- Developer: Secret Exit
- Publisher: Chillingo Ltd
- Platforms: iOS, Maemo, Mac OS X, Linux, Microsoft Windows, Android, Nintendo Switch
- Release: Zen Bound March 9, 2009 Zen Bound 2 iOS; April 1, 2010; Windows, Mac OS X; November 16, 2010; Android; March 19, 2012; Linux; February 14, 2013; Nintendo Switch; May 24, 2018;
- Genre: Puzzle
- Mode: Single-player

= Zen Bound =

2009 video game

Zen Bound is a puzzle game for the iOS, Android, and Maemo platforms (Nokia N900), developed by Secret Exit. The game was announced in September 2008 via the company's discussion board, and officially released via the App Store on February 24, 2009, and via Ovi Store on June 16, 2010. An Android port was released on March 19, 2012. The game has received press attention for its unique gameplay. A lite version of the game was also released for free which featured 2 levels of the game. A sequel, Zen Bound 2, was released for iOS on April 1, 2010, for Steam on November 16, 2010, and for the Nintendo Switch in Europe and North America on May 24, 2018.

==Gameplay==
The goal of the game is to paint various objects. In each level the player is given an object with an attached rope which varies in length depending on the level. Using a mouse or touch screen and tilt controls, the player attempts to wrap the object with the rope. Each time the rope is laid down on the object, the area near the rope gets covered by paint. The challenge is getting the required percentage of an object painted with only a finite length of rope. There are three targets in each level - minimum, medium and maximum coverage.

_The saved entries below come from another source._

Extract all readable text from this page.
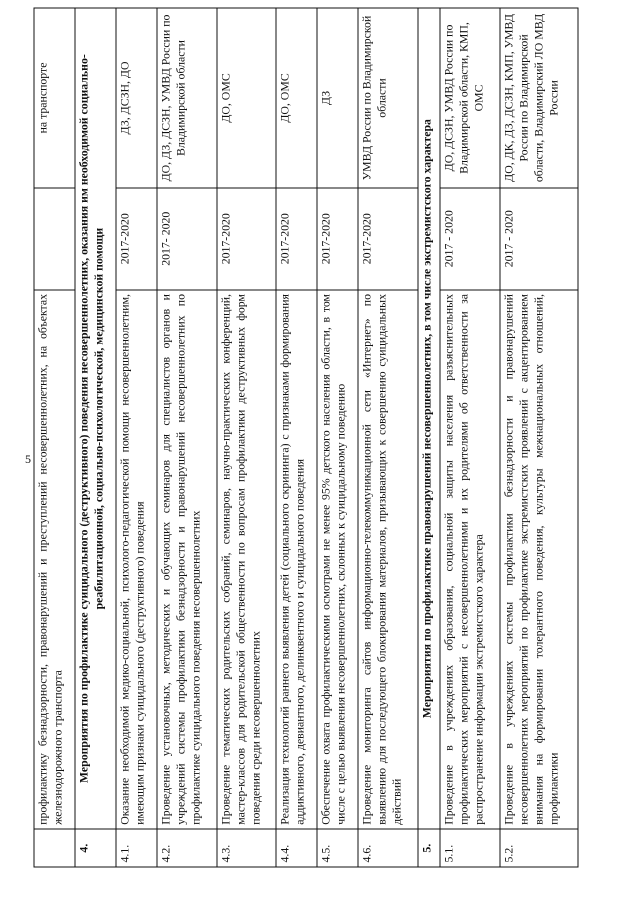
5
	профилактику безнадзорности, правонарушений и преступлений несовершеннолетних, на объектах железнодорожного транспорта		на транспорте
4.	Мероприятия по профилактике суицидального (деструктивного) поведения несовершеннолетних, оказания им необходимой социально-реабилитационной, социально-психологической, медицинской помощи		
4.1.	Оказание необходимой медико-социальной, психолого-педагогической помощи несовершеннолетним, имеющим признаки суицидального (деструктивного) поведения	2017-2020	ДЗ, ДСЗН, ДО
4.2.	Проведение установочных, методических и обучающих семинаров для специалистов органов и учреждений системы профилактики безнадзорности и правонарушений несовершеннолетних по профилактике суицидального поведения несовершеннолетних	2017- 2020	ДО, ДЗ, ДСЗН, УМВД России по Владимирской области
4.3.	Проведение тематических родительских собраний, семинаров, научно-практических конференций, мастер-классов для родительской общественности по вопросам профилактики деструктивных форм поведения среди несовершеннолетних	2017-2020	ДО, ОМС
4.4.	Реализация технологий раннего выявления детей (социального скрининга) с признаками формирования аддиктивного, девиантного, делинквентного и суицидального поведения	2017-2020	ДО, ОМС
4.5.	Обеспечение охвата профилактическими осмотрами не менее 95% детского населения области, в том числе с целью выявления несовершеннолетних, склонных к суицидальному поведению	2017-2020	ДЗ
4.6.	Проведение мониторинга сайтов информационно-телекоммуникационной сети «Интернет» по выявлению для последующего блокирования материалов, призывающих к совершению суицидальных действий	2017-2020	УМВД России по Владимирской области
5.	Мероприятия по профилактике правонарушений несовершеннолетних, в том числе экстремистского характера		
5.1.	Проведение в учреждениях образования, социальной защиты населения разъяснительных профилактических мероприятий с несовершеннолетними и их родителями об ответственности за распространение информации экстремистского характера	2017 - 2020	ДО, ДСЗН, УМВД России по Владимирской области, КМП, ОМС
5.2.	Проведение в учреждениях системы профилактики безнадзорности и правонарушений несовершеннолетних мероприятий по профилактике экстремистских проявлений с акцентированием внимания на формировании толерантного поведения, культуры межнациональных отношений, профилактики	2017 - 2020	ДО, ДК, ДЗ, ДСЗН, КМП, УМВД России по Владимирской области, Владимирский ЛО МВД России
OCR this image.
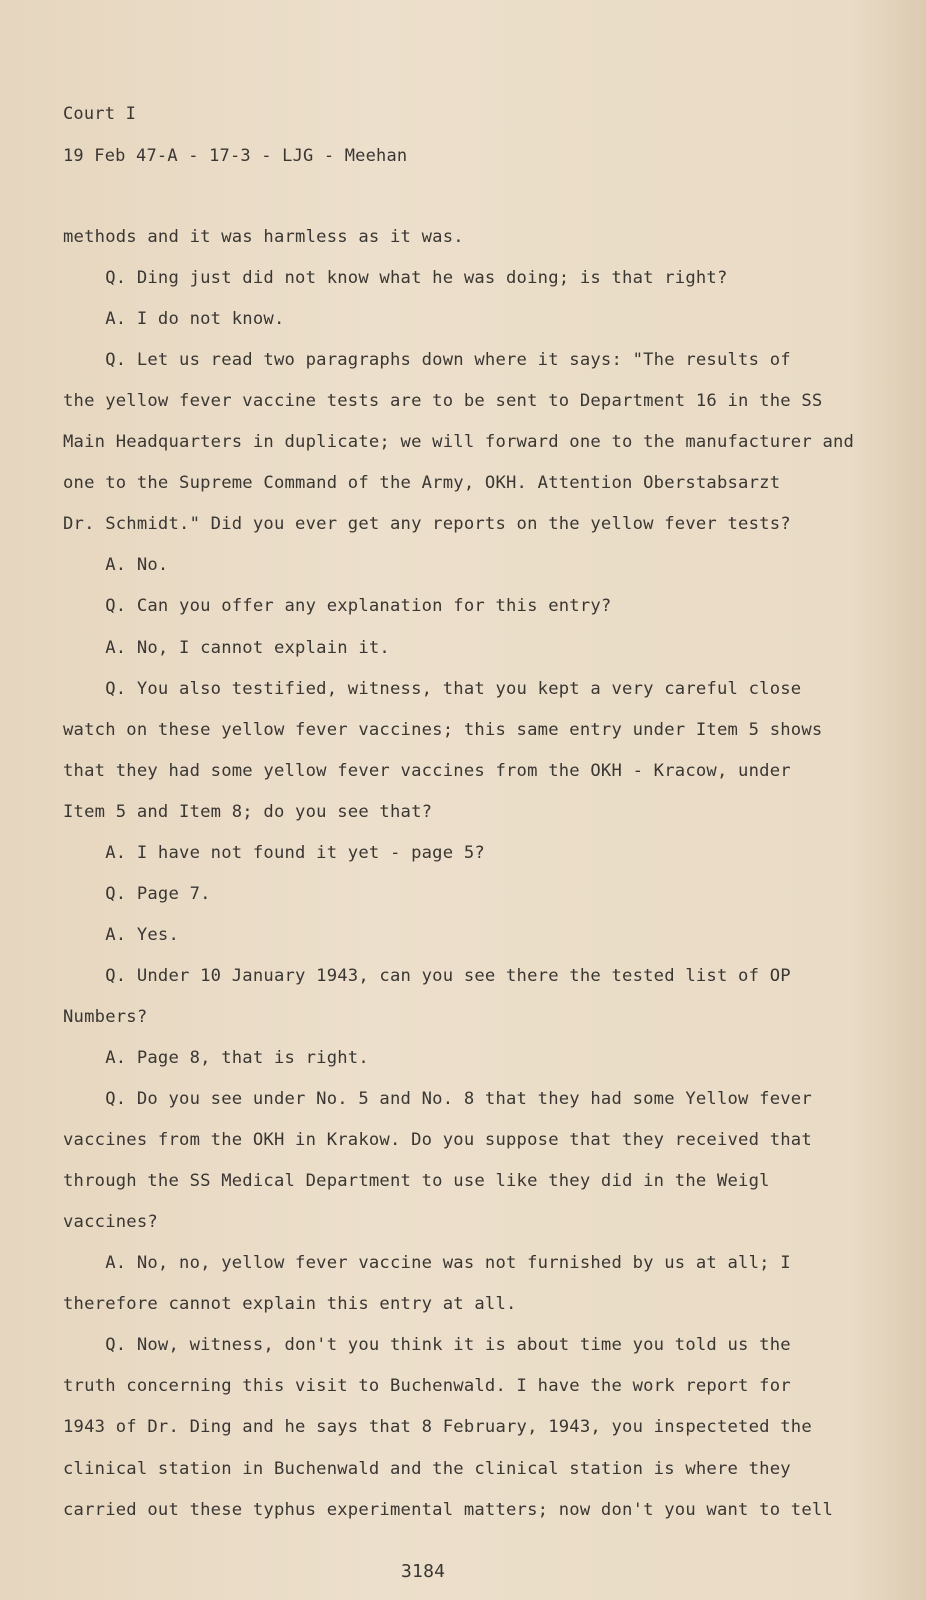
Court I
19 Feb 47-A - 17-3 - LJG - Meehan
methods and it was harmless as it was.
Q. Ding just did not know what he was doing; is that right?
A. I do not know.
Q. Let us read two paragraphs down where it says: "The results of
the yellow fever vaccine tests are to be sent to Department 16 in the SS
Main Headquarters in duplicate; we will forward one to the manufacturer and
one to the Supreme Command of the Army, OKH. Attention Oberstabsarzt
Dr. Schmidt." Did you ever get any reports on the yellow fever tests?
A. No.
Q. Can you offer any explanation for this entry?
A. No, I cannot explain it.
Q. You also testified, witness, that you kept a very careful close
watch on these yellow fever vaccines; this same entry under Item 5 shows
that they had some yellow fever vaccines from the OKH - Kracow, under
Item 5 and Item 8; do you see that?
A. I have not found it yet - page 5?
Q. Page 7.
A. Yes.
Q. Under 10 January 1943, can you see there the tested list of OP
Numbers?
A. Page 8, that is right.
Q. Do you see under No. 5 and No. 8 that they had some Yellow fever
vaccines from the OKH in Krakow. Do you suppose that they received that
through the SS Medical Department to use like they did in the Weigl
vaccines?
A. No, no, yellow fever vaccine was not furnished by us at all; I
therefore cannot explain this entry at all.
Q. Now, witness, don't you think it is about time you told us the
truth concerning this visit to Buchenwald. I have the work report for
1943 of Dr. Ding and he says that 8 February, 1943, you inspecteted the
clinical station in Buchenwald and the clinical station is where they
carried out these typhus experimental matters; now don't you want to tell
3184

Some levels require nails protruding from the objects to be entwined in rope rather than having to cover the object's surface.

==Reception==
===Zen Bound===

Zen Bound received universal acclaim according to the review aggregation website GameRankings.

Aggregate score
| Aggregator | Score |
|---|---|
| GameRankings | 98% |

Review scores
| Publication | Score |
|---|---|
| GameSpot | 9/10 |
| Gamezebo | 4/5 |
| IGN | 9.5/10 |
| Pocket Gamer | 5/5 |
| VideoGamer.com | 9/10 |

====Awards====
5th IMGAwards (International Mobile Gaming Awards) (2008): Excellence in 3D

===Zen Bound 2===

Zen Bound 2 received "favorable" reviews on all platforms according to the review aggregation website Metacritic.

Aggregate score
| Aggregator | Score |
|---|---|
| Metacritic | (iOS) 80/100 (PC, NS) 78/100 |

Review scores
| Publication | Score |
|---|---|
| Eurogamer | (PC) 8/10 |
| IGN | (iOS) 8.5/10 (PC) 7.5/10 |
| Jeuxvideo.com | 16/20 |
| MacLife | (iOS) 4.5/5 |
| Nintendo World Report | (NS) 8.5/10 |
| Pocket Gamer | (iOS) 4.5/5 (NS) 3.5/5 |

==Abandonment==
Neither Zen Bound nor its sequel are available for purchase in the Apple App Store or the Google Play Store, but Zen Bound 2 remains available via Steam and the Nintendo eStore as of April 2022.